John Gill’s Theological Consistency with the Scholastic Theologians of Reformed Orthodoxy

Scholasticism refers to a method of doing theology and philosophy (that also has relationship to other disciplines like art and politics) born out of the “schools” of the Middle Ages, of which various streams have developed, some surviving well into modernity. One of these streams that developed in the European continent after the Reformation and eventually made its way to the British Isles, was Reformed Scholasticism. Reformed Scholasticism refers to the theological and philosophical method employed by scholastic theologians during the periods of Reformed Orthodoxy. Reformed Orthodoxy consists of three main periods: Early Orthodoxy (1560-1620), High Orthodoxy (1620-1700), and Late Orthodoxy (1700-1790). During the early period doctrine passed down from the Reformation was considered with reference to the early church; during the high period the conclusions of the early period were elaborated upon, established, and codified in various creeds and confessions; and during the late period codified Reformed doctrine was reconsidered often in light of the early church and thought of theologians from the prior periods, and various heresies and divergences away from Reformed thought were reexamined. Some theologians from the periods of orthodoxy would be Franciscus Junius from the early period, Petrus van Mastricht, Francis Turretin, John Owen, and Wilhelmus à Brakel from the high period, and John Gill from the late period.

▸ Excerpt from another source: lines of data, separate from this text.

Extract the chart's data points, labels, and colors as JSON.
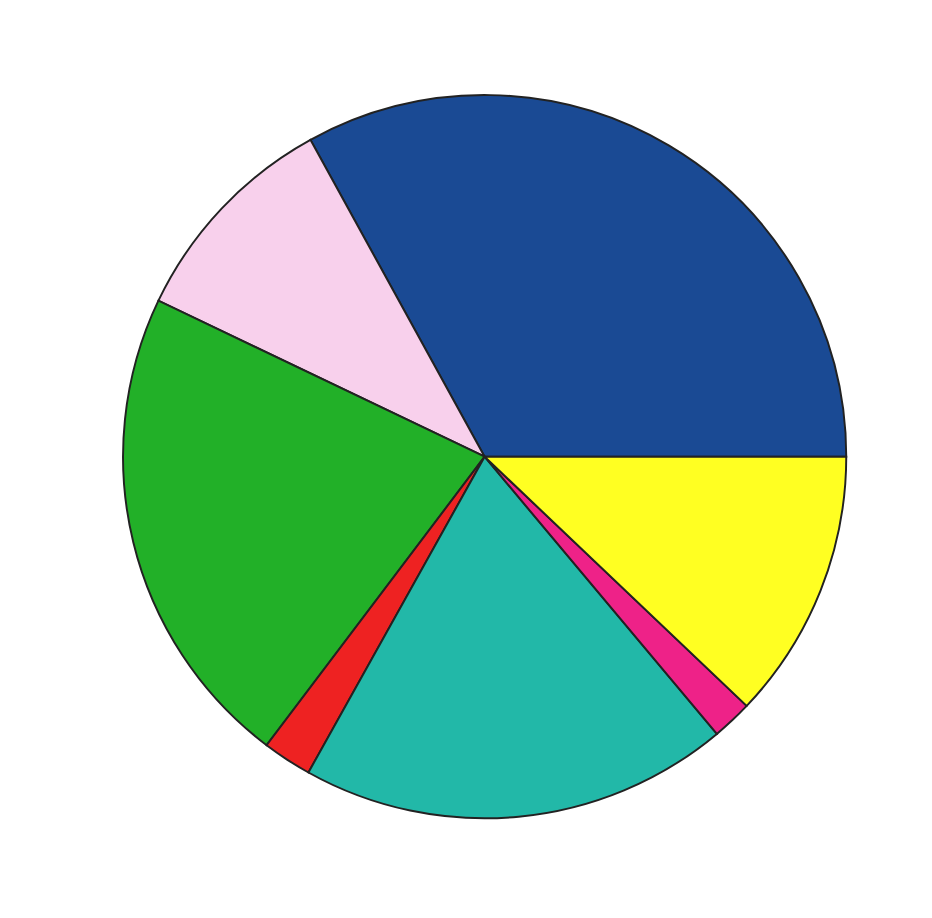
{
  "chart_data": {
    "type": "pie",
    "categories": [
      null,
      null,
      null,
      null,
      null,
      null,
      null
    ],
    "values": [
      33.0,
      9.9,
      21.8,
      2.2,
      19.2,
      1.8,
      12.1
    ],
    "colors": [
      "#1a4a94",
      "#f8d0ec",
      "#22b028",
      "#ee2222",
      "#22b8a8",
      "#ee2288",
      "#ffff22"
    ]
  }
}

As such, this paper will defend the idea the John Gill should be understood as a Baptist heir of the scholastic theologians of Reformed Orthodoxy by demonstrating his general theological consistency with Reformed thought in the sixteenth through eighteenth centuries.

3 thoughts on “John Gill’s Theological Consistency with the Scholastic Theologians of Reformed Orthodoxy”

  1. I like the idea of the paper.
    I like the idea of the paper. But I do not see how this can be done in one 30-minute paper. What is more, 85% of this is a rehash of volume 1 of Muller’s Post-Reformation Reformed Dogmatics.